Safko was kind enough to point this out in his first chapter. If I think I know what social media is, or think I can define it in less than a few-hundred pages, I am sadly mistaken. Should we use social media for marketing and communication? A resounding yes, according to Safko.  Although this may be obvious to many, social media changed conventional marketing from a system of pontification to one of two-way
communication.

Social media, as a whole, promotes relationships with customers and other businesses.  Many of these relationships did not exist five years ago.  Relationships were one-sided.  The “Company” told you, the customer, what they wanted you to know about their product and you decided if you wanted to buy it.  Today, the “customer” can tell the “company” what they like, don’t like, want and need in a product.  If people have a complaint, they can reach thousands of other potential customers through their social networks.  Companies are forced to listen to their customers and attempt to make them happy.

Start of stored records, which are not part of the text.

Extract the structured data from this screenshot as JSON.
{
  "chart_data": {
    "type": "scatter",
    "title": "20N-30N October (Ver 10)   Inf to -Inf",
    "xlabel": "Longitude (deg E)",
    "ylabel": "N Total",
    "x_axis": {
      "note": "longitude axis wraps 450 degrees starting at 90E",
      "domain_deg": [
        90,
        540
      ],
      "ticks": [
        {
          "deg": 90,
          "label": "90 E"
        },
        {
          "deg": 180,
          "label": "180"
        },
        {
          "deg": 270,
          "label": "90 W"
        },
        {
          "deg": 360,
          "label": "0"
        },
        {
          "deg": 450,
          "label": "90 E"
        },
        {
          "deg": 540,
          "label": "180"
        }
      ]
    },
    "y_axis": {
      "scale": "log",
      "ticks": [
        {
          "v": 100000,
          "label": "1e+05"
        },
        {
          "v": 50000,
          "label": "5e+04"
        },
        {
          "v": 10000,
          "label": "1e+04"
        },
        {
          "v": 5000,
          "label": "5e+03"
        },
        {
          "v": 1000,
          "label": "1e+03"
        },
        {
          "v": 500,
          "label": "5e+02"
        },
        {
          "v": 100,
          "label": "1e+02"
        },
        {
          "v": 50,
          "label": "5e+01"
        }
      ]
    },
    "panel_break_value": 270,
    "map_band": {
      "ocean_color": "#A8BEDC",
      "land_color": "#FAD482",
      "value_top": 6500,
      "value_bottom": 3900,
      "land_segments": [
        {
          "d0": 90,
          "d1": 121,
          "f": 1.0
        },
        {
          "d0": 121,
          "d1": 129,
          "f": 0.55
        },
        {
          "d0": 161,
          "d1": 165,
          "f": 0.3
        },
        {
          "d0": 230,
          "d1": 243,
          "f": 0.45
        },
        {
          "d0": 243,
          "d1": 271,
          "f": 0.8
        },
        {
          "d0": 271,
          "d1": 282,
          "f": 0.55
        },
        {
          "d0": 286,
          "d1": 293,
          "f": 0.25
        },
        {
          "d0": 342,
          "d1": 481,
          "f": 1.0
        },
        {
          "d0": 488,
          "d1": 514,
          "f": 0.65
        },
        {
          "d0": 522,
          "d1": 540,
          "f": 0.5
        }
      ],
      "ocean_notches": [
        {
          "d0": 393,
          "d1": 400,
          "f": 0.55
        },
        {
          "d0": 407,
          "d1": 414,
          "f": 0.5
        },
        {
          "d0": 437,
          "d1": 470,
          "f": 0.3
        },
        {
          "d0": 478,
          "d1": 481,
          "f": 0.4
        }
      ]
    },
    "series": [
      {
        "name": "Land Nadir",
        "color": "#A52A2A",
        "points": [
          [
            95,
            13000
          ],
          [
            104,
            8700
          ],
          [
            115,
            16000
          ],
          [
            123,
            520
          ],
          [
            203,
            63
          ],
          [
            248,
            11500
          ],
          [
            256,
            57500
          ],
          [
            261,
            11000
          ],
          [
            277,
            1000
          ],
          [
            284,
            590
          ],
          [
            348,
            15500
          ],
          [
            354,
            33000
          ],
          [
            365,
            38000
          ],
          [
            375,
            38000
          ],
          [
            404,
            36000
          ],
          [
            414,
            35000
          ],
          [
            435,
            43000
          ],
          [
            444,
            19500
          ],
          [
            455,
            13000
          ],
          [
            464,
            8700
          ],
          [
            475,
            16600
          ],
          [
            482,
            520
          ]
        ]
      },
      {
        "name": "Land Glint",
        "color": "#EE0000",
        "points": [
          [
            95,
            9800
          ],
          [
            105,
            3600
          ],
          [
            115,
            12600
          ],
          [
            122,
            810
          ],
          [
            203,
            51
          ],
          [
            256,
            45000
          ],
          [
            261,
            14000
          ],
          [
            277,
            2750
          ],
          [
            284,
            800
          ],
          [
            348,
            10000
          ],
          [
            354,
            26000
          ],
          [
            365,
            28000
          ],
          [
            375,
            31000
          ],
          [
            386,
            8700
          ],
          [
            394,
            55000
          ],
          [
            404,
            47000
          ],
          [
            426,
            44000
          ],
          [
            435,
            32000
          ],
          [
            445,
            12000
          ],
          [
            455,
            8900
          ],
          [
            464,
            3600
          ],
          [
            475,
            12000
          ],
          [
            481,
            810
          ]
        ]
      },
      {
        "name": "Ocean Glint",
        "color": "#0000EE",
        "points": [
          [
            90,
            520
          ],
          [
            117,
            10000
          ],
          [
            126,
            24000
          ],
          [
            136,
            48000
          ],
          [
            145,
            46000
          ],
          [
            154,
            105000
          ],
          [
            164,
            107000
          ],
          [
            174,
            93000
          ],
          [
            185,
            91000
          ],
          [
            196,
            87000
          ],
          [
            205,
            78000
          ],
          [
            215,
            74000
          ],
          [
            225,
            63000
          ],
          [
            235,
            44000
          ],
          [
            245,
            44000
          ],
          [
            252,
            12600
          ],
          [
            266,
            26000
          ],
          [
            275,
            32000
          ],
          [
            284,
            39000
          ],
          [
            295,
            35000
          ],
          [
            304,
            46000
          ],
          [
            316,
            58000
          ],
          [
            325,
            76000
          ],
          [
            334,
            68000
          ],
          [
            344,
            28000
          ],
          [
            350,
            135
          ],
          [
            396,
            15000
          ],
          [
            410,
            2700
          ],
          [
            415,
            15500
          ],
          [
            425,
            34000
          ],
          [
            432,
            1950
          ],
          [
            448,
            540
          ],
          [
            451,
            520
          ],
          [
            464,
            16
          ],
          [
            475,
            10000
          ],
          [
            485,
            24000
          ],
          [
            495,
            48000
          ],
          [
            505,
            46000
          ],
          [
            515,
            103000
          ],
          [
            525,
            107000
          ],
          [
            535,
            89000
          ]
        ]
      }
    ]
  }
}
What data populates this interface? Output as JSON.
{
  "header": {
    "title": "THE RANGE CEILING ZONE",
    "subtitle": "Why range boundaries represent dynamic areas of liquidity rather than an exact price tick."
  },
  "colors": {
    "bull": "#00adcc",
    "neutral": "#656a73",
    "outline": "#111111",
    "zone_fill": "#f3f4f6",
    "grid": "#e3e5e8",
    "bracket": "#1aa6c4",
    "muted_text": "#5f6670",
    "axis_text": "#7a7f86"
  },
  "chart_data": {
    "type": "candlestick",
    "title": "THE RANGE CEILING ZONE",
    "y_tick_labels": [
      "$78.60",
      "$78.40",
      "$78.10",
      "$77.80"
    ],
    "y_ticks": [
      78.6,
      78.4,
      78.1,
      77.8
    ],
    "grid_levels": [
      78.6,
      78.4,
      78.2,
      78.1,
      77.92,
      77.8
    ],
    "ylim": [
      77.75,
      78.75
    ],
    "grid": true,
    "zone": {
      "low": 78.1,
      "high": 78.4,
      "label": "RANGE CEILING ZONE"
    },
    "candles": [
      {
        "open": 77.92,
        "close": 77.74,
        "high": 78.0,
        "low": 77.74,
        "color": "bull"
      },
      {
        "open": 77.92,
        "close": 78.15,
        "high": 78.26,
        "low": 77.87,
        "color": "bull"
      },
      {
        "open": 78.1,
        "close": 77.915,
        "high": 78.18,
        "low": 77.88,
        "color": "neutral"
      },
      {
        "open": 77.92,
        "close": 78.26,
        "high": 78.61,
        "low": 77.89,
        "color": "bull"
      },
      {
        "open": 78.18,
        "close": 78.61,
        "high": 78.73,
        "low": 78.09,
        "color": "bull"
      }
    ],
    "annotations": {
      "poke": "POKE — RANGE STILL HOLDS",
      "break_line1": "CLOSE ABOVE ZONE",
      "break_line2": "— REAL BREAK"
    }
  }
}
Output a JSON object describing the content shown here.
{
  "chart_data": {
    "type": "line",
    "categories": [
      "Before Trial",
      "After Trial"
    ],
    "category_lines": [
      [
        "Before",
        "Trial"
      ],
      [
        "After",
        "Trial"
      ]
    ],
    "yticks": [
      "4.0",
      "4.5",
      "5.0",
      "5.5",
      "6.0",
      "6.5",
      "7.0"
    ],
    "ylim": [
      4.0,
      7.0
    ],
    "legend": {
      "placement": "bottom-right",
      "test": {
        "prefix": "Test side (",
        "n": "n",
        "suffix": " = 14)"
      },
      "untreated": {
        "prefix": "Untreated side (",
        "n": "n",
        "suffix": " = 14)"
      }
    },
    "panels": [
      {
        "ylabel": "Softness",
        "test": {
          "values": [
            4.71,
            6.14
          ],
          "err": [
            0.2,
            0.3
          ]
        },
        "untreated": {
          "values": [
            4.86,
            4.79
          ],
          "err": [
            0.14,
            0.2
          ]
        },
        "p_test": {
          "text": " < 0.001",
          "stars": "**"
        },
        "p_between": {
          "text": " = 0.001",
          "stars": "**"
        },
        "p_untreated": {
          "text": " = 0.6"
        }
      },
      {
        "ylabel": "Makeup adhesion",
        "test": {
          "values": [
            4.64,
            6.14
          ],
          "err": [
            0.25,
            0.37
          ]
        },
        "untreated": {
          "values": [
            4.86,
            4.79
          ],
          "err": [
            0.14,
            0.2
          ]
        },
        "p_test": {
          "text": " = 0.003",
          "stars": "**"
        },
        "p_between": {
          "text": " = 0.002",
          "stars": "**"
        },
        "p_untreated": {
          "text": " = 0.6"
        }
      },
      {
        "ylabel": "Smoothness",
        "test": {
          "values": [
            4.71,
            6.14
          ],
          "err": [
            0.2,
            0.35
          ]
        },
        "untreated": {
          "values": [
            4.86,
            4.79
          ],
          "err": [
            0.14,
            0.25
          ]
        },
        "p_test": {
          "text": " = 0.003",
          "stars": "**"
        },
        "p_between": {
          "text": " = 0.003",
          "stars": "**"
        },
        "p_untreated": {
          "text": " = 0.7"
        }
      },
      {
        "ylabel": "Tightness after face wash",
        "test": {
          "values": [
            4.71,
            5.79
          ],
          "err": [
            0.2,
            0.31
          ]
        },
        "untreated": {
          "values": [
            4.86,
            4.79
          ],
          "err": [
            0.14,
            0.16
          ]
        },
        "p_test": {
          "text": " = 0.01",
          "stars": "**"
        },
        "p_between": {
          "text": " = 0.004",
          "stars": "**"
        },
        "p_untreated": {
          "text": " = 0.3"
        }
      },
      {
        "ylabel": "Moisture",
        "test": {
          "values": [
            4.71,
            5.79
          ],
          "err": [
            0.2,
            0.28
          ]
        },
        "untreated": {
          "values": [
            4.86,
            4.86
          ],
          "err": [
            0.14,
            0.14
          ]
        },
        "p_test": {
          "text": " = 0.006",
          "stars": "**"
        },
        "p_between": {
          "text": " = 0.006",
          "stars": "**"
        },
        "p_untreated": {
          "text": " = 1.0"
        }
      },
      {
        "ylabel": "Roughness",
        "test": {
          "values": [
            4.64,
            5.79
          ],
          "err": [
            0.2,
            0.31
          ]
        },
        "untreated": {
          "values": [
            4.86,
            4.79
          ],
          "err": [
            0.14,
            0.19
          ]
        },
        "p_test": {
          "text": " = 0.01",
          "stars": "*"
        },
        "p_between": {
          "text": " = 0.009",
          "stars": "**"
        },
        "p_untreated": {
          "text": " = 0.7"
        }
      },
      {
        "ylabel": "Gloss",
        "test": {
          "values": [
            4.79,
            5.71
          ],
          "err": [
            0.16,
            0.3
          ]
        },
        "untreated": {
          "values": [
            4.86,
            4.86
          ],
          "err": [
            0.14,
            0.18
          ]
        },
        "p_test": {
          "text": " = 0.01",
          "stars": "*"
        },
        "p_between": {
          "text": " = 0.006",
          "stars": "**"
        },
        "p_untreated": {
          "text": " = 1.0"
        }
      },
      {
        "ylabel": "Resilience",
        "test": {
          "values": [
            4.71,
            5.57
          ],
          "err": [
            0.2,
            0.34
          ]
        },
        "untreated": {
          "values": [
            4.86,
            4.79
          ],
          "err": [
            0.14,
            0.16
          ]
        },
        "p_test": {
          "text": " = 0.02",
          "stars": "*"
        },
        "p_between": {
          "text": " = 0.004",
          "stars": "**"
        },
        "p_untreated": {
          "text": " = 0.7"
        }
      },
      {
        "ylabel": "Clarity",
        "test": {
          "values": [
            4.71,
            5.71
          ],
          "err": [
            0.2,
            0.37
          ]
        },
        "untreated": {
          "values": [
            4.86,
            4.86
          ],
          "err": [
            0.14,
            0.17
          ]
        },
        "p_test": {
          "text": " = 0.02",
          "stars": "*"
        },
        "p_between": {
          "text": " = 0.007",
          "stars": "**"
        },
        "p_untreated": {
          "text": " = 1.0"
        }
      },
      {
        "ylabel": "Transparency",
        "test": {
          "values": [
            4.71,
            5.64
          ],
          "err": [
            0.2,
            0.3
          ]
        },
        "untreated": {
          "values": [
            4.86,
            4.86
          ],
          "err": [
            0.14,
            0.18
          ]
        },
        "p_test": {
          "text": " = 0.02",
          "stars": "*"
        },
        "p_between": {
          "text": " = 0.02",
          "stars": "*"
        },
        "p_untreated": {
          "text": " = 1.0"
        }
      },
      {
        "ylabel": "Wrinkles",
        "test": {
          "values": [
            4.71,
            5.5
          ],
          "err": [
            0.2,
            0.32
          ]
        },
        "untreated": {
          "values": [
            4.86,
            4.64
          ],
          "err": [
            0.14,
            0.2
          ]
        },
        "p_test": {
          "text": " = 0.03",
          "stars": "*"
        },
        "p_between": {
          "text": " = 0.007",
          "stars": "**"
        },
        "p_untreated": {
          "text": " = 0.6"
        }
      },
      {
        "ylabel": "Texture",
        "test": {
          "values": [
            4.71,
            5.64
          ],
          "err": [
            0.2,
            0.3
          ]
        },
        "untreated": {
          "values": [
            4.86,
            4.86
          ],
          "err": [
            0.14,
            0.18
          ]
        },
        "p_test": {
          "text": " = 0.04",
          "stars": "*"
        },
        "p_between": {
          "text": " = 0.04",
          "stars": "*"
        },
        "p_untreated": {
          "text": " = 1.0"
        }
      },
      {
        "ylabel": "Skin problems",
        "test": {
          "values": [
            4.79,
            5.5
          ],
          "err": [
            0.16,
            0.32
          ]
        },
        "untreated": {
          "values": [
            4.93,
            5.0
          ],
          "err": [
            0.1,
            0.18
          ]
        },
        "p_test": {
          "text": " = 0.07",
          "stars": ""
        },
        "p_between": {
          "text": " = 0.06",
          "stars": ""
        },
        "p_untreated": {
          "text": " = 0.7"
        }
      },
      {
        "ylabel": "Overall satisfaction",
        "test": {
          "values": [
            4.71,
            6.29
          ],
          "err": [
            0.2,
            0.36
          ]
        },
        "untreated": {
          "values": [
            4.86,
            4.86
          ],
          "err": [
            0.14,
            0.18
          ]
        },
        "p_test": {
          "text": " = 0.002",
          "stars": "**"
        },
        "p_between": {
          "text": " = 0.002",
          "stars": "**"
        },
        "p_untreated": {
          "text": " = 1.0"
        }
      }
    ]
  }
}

I’m glad that I now have a voice.  Although I’m not nearly as creative as the guy who made a music video about United Airlines and posted it on YouTube, it is nice to know that an individual can make a point and a difference.  Greg Jarboe of Search Engine Watch wrote about a guy in New York City that was ticketed for not riding his bike in the bike lane.  In an effort to get his point across, the bicyclist crashed his bike into numerous hazards blocking bike lanes and posted a video of it all on YouTube.  According to Jarboe, “Don’t get mad, get YouTube.”  (article found at htttp://searchenginewatch.com/article/2078601/Authenticity-in-Social-Media-Dont-Get-Mad-Get-YouTube)

This is the world we live in.  For better or worse, social media is here to stay.  As Safko explained, the vehicles may change but social media is not going anywhere.  It is time to adapt and embrace it or we will be left behind.